The idea of providing citizens with UBI has been slowly gaining traction in the last couple of decades. Read on to find out more about trials taking place around the world, and why supporters claim it could be essential for future generations.
What is “universal basic income”?
As the name suggests, UBI would provide every adult with a set income they can rely on. Unlike other forms of government monetary support, the income wouldn’t be conditional or means-tested – every citizen would receive the same amount.
The core idea is that it would provide a minimum income that people can use to cover basic needs, such as housing costs or grocery shopping. The income is provided in cash, rather than vouchers, so people could spend it how they like. Those that receive UBI could choose to work to boost their income.
Advocates for UBI argue it will be necessary in the future as the job market rapidly changes.
Technological advancements mean some industries could reduce their workforce while maintaining, or even increasing, productivity. As a result, the job market could become far more competitive for workers and unemployment may rise. UBI could provide income to those affected by these developments.
Supporters also suggest UBI could:
- Improve economic security
- Boost health and wellbeing
- Provide families with greater flexibility
- Make education more accessible
- Encourage entrepreneurs.
As people won’t need to seek employment to pay for essential outgoings, some advocates even suggest UBI could drive wages up.
Universal Basic Income faces some opposition
Of course, there are challenges to implementing UBI, and there are people that oppose the idea.
One of the biggest obstacles of UBI is the cost of delivering it. While UBI could eliminate the need for some benefit payments, such as the State Pension, providing every adult in the UK with a basic income would place a huge burden on the government.
As well as the cost of providing UBI, it could also lead to tax revenue declining if fewer people are working.
Critics also suggest a significant proportion of people would choose not to work which could affect businesses. From an individual perspective, it’s also claimed that deciding not to work could lead to a lack of purpose and harm wellbeing.

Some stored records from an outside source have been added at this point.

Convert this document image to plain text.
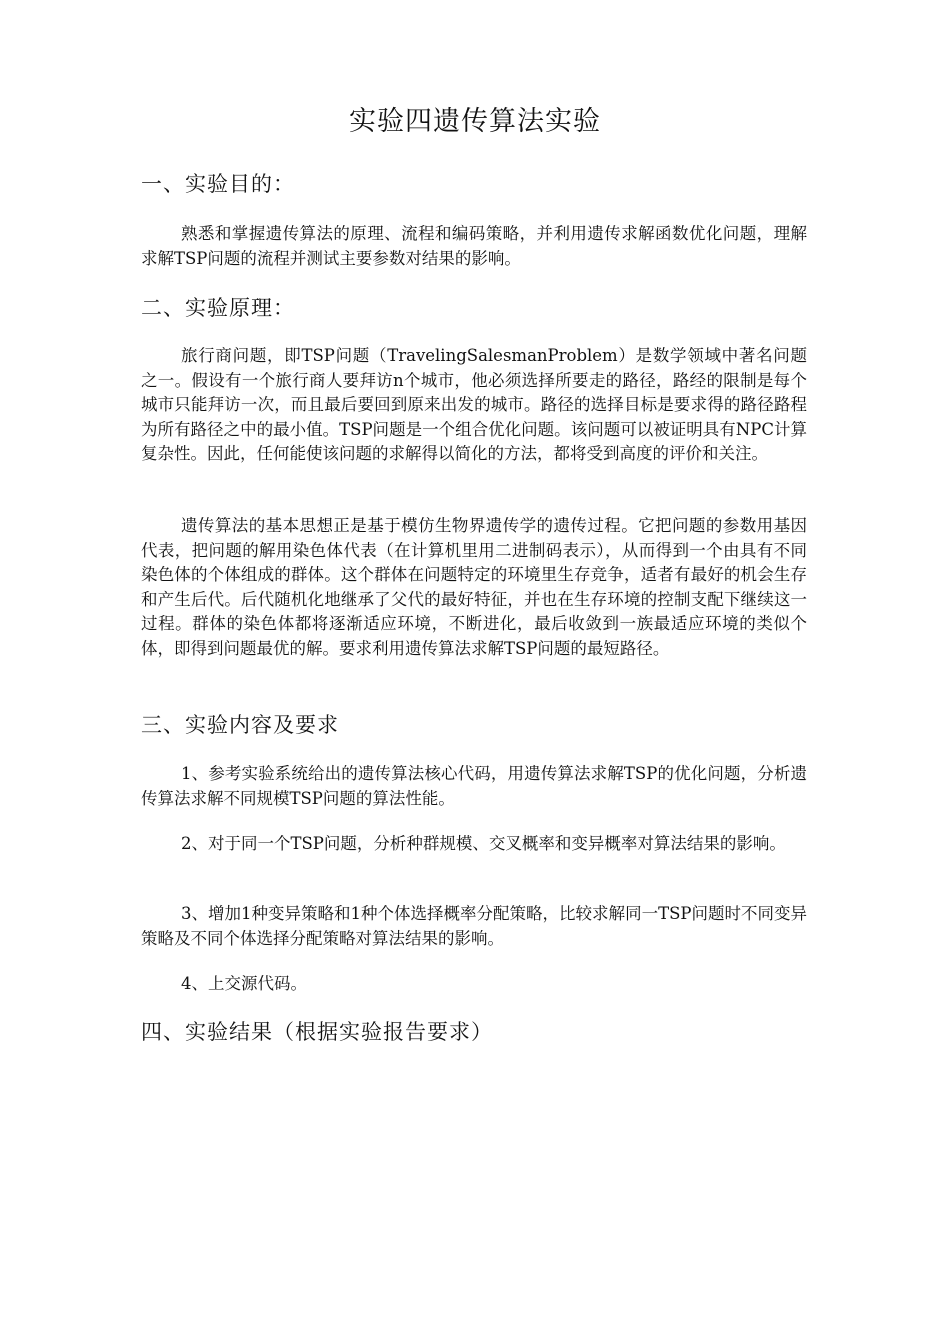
实验四遗传算法实验
一、实验目的：
熟悉和掌握遗传算法的原理、流程和编码策略，并利用遗传求解函数优化问题，理解求解TSP问题的流程并测试主要参数对结果的影响。
二、实验原理：
旅行商问题，即TSP问题（TravelingSalesmanProblem）是数学领域中著名问题之一。假设有一个旅行商人要拜访n个城市，他必须选择所要走的路径，路经的限制是每个城市只能拜访一次，而且最后要回到原来出发的城市。路径的选择目标是要求得的路径路程为所有路径之中的最小值。TSP问题是一个组合优化问题。该问题可以被证明具有NPC计算复杂性。因此，任何能使该问题的求解得以简化的方法，都将受到高度的评价和关注。
遗传算法的基本思想正是基于模仿生物界遗传学的遗传过程。它把问题的参数用基因代表，把问题的解用染色体代表（在计算机里用二进制码表示），从而得到一个由具有不同染色体的个体组成的群体。这个群体在问题特定的环境里生存竞争，适者有最好的机会生存和产生后代。后代随机化地继承了父代的最好特征，并也在生存环境的控制支配下继续这一过程。群体的染色体都将逐渐适应环境，不断进化，最后收敛到一族最适应环境的类似个体，即得到问题最优的解。要求利用遗传算法求解TSP问题的最短路径。
三、实验内容及要求
1、参考实验系统给出的遗传算法核心代码，用遗传算法求解TSP的优化问题，分析遗传算法求解不同规模TSP问题的算法性能。
2、对于同一个TSP问题，分析种群规模、交叉概率和变异概率对算法结果的影响。
3、增加1种变异策略和1种个体选择概率分配策略，比较求解同一TSP问题时不同变异策略及不同个体选择分配策略对算法结果的影响。
4、上交源代码。
四、实验结果（根据实验报告要求）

In contrast to the claim that UBI could increase wages, some critics suggest the opposite could happen. As wages would no longer need to cover essential costs, businesses may be able to pay employees less.
England’s UBI trial participants will receive £1,600 each month
Think tank Autonomy will carry out the UBI trial in England. Over two years, participants in Jarrow and Finchley will receive £1,600 each month.
The trial will assess the effect UBI has on their lives, including whether they choose to work. It will also study how an unconditional income affects mental and physical health.
It will be some time before Autonomy releases the results from the trial in England. Similar studies from around the world could indicate what the latest UBI research will find.
The largest and longest-running study of UBI so far is in Kenya. Since 2017, GiveDirectly has led a study that has distributed a basic income to 20,000 people in more than 190 rural villages. Some individuals involved in the study will receive UBI for 12 years.
While the Kenyan study is still ongoing, initial findings suggest UBI has stimulated local economies. The research found it’s not only recipients that have benefited from UBI but the wider communities.
UBI trials in Finland and Germany have also published findings:
- In Finland, a UBI trial provided an additional income of €560 (£486) each month to unemployed citizens. The results found participants felt less stressed. Perhaps more surprisingly, the results also suggest UBI increased trust towards other people and social institutions, like the police and courts.
- A 2014 German study found that 80% of people receiving UBI felt less anxious. Half also said it enabled them to continue their education, and 35% said they felt more motivated to work.
Could you receive UBI in the future?
With so many trials taking place assessing the effects of UBI, it’s something that governments and other organisations may start to look more closely at. While UBI could be commonplace or even necessary in the future, it’s yet to be implemented on a large scale.
The results from the England trial could provide some interesting insights into how income, work, and families may change in the coming decades.